Elle a toujours les yeux ouverts
Elle ne me laisse pas dormir.
Ses rêves en pleine lumière
Font d'évaporer les soleils,
Me font rire, pleurer et rire,
parler sans avoir rien à dire.
"Zakochana"
Ona stanęła w mych źrenicach
Włosy jej splotły się z moimi
Ona ma kształt moich dłoni
Ona ma kolor moich oczu
Ona zatraca się w mym cieniu
Jak kamień pochłonięty niebem
Ona źrenice ma otwarte
I nigdy nie daje mi zasnąć
Od snów jej w pełnym dziennym świetle
Wyparowują całe słońca
I muszę śmiać się płakać mówić
Nie mając nic do powiedzenia.
Ładne, szczególnie jak czytane na jednym wdechu. Zgrabne zatrzymanie, mignięcie, przechwycenie. Choć być może czegoś za dużo - źrenica oka? a może być inna źrenica?
Poza tym się podoba, wieczorne przypatrzenie się, aby o poranku móc zobaczyć to jedynie w lustrze.

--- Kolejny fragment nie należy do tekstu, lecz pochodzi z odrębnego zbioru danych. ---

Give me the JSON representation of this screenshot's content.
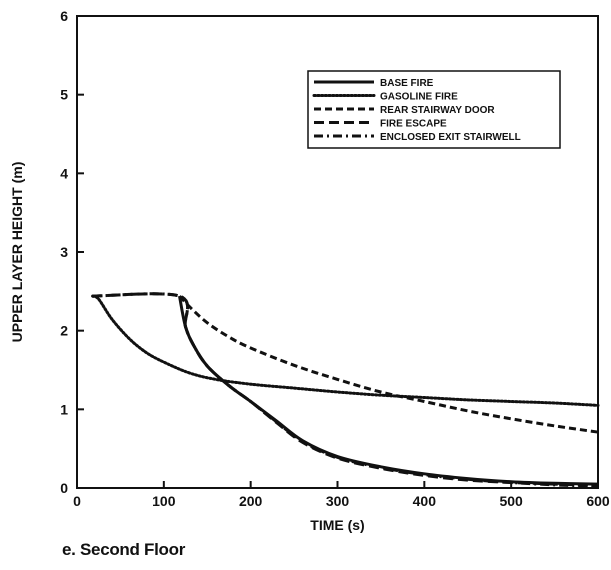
{
  "caption": "e. Second Floor",
  "chart_data": {
    "type": "line",
    "title": "",
    "xlabel": "TIME (s)",
    "ylabel": "UPPER LAYER HEIGHT (m)",
    "xlim": [
      0,
      600
    ],
    "ylim": [
      0,
      6
    ],
    "xticks": [
      0,
      100,
      200,
      300,
      400,
      500,
      600
    ],
    "yticks": [
      0,
      1,
      2,
      3,
      4,
      5,
      6
    ],
    "grid": false,
    "legend_position": "top-right",
    "series": [
      {
        "name": "BASE FIRE",
        "style": "solid",
        "x": [
          118,
          125,
          135,
          150,
          175,
          200,
          230,
          260,
          300,
          350,
          400,
          450,
          500,
          550,
          600
        ],
        "y": [
          2.44,
          2.05,
          1.8,
          1.55,
          1.3,
          1.1,
          0.85,
          0.6,
          0.4,
          0.27,
          0.18,
          0.12,
          0.08,
          0.06,
          0.05
        ]
      },
      {
        "name": "GASOLINE FIRE",
        "style": "dotted",
        "x": [
          18,
          25,
          40,
          60,
          80,
          100,
          130,
          160,
          200,
          250,
          300,
          350,
          400,
          450,
          500,
          550,
          600
        ],
        "y": [
          2.44,
          2.4,
          2.15,
          1.9,
          1.72,
          1.6,
          1.46,
          1.38,
          1.32,
          1.27,
          1.22,
          1.18,
          1.15,
          1.12,
          1.1,
          1.08,
          1.05
        ]
      },
      {
        "name": "REAR STAIRWAY DOOR",
        "style": "dashed",
        "x": [
          118,
          130,
          150,
          175,
          200,
          250,
          300,
          350,
          400,
          450,
          500,
          550,
          600
        ],
        "y": [
          2.44,
          2.3,
          2.1,
          1.92,
          1.78,
          1.56,
          1.38,
          1.22,
          1.1,
          0.98,
          0.88,
          0.79,
          0.71
        ]
      },
      {
        "name": "FIRE ESCAPE",
        "style": "longdash",
        "x": [
          18,
          118,
          125,
          135,
          150,
          175,
          200,
          230,
          260,
          300,
          350,
          400,
          450,
          500,
          550,
          600
        ],
        "y": [
          2.44,
          2.44,
          2.05,
          1.8,
          1.55,
          1.3,
          1.1,
          0.83,
          0.58,
          0.38,
          0.25,
          0.16,
          0.1,
          0.07,
          0.05,
          0.03
        ]
      },
      {
        "name": "ENCLOSED EXIT STAIRWELL",
        "style": "dashdot",
        "x": [
          18,
          118,
          125,
          135,
          150,
          175,
          200,
          230,
          260,
          300,
          350,
          400,
          450,
          500,
          550,
          600
        ],
        "y": [
          2.44,
          2.44,
          2.05,
          1.8,
          1.55,
          1.3,
          1.1,
          0.84,
          0.59,
          0.39,
          0.26,
          0.17,
          0.11,
          0.07,
          0.04,
          0.02
        ]
      }
    ]
  }
}
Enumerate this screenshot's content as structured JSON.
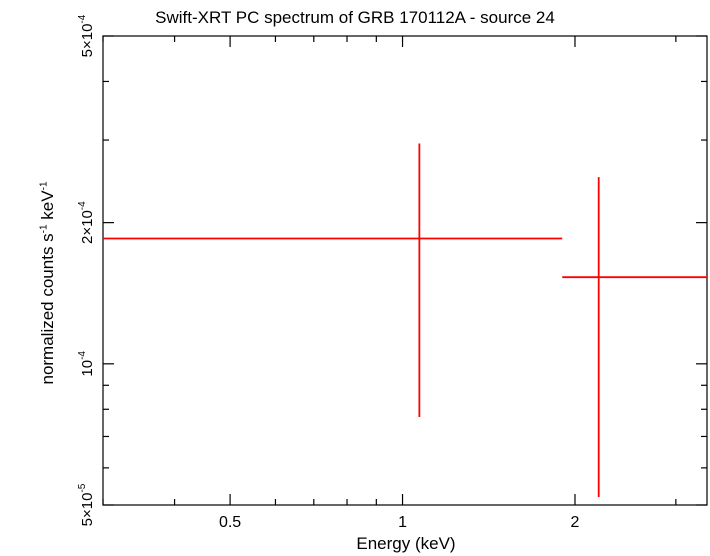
{
  "chart_data": {
    "type": "scatter",
    "title": "Swift-XRT PC spectrum of GRB 170112A - source 24",
    "xlabel": "Energy (keV)",
    "ylabel_parts": [
      "normalized counts s",
      "-1",
      " keV",
      "-1"
    ],
    "x_scale": "log",
    "y_scale": "log",
    "xlim": [
      0.3,
      3.4
    ],
    "ylim": [
      5e-05,
      0.0005
    ],
    "x_ticks": [
      {
        "value": 0.5,
        "label": "0.5"
      },
      {
        "value": 1,
        "label": "1"
      },
      {
        "value": 2,
        "label": "2"
      }
    ],
    "y_ticks": [
      {
        "value": 5e-05,
        "mantissa": "5×10",
        "exp": "-5"
      },
      {
        "value": 0.0001,
        "mantissa": "10",
        "exp": "-4"
      },
      {
        "value": 0.0002,
        "mantissa": "2×10",
        "exp": "-4"
      },
      {
        "value": 0.0005,
        "mantissa": "5×10",
        "exp": "-4"
      }
    ],
    "series": [
      {
        "color": "#ff0000",
        "points": [
          {
            "x": 1.07,
            "xlo": 0.3,
            "xhi": 1.9,
            "y": 0.000185,
            "ylo": 7.7e-05,
            "yhi": 0.000295
          },
          {
            "x": 2.2,
            "xlo": 1.9,
            "xhi": 3.4,
            "y": 0.000153,
            "ylo": 5.2e-05,
            "yhi": 0.00025
          }
        ]
      }
    ]
  }
}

Tak, to ma świetny klimat. Mimo wyzutego ze wszystkich wartości rekwizytorium, udało Ci się to mądrze posklejać. Naprawdę jest nieźle. Jestem skłonny być na "tak".
Bawmy się!
Elle est debout sur mes paupières
Et ses cheveux sont dans les miens
Elle a la forme de mes mains,
Elle a la couleur de mes yeux,
Elle s'engloutit dans mon ombre
Comme une pierre sur le ciel.
Elle a toujours les yeux ouverts
Elle ne me laisse pas dormir.
Ses rêves en pleine lumière
Font d'évaporer les soleils,
Me font rire, pleurer et rire,
parler sans avoir rien à dire.
"Zakochana"
Ona stanęła w mych źrenicach
Włosy jej splotły się z moimi
Ona ma kształt moich dłoni
Ona ma kolor moich oczu
Ona zatraca się w mym cieniu
Jak kamień pochłonięty niebem
Ona źrenice ma otwarte
I nigdy nie daje mi zasnąć
Od snów jej w pełnym dziennym świetle
Wyparowują całe słońca
I muszę śmiać się płakać mówić
Nie mając nic do powiedzenia.
Przełożył Jan Kott
Ukłony świąteczną porą.
Poza tym się podoba, wieczorne przypatrzenie się, aby o poranku móc zobaczyć to jedynie w lustrze.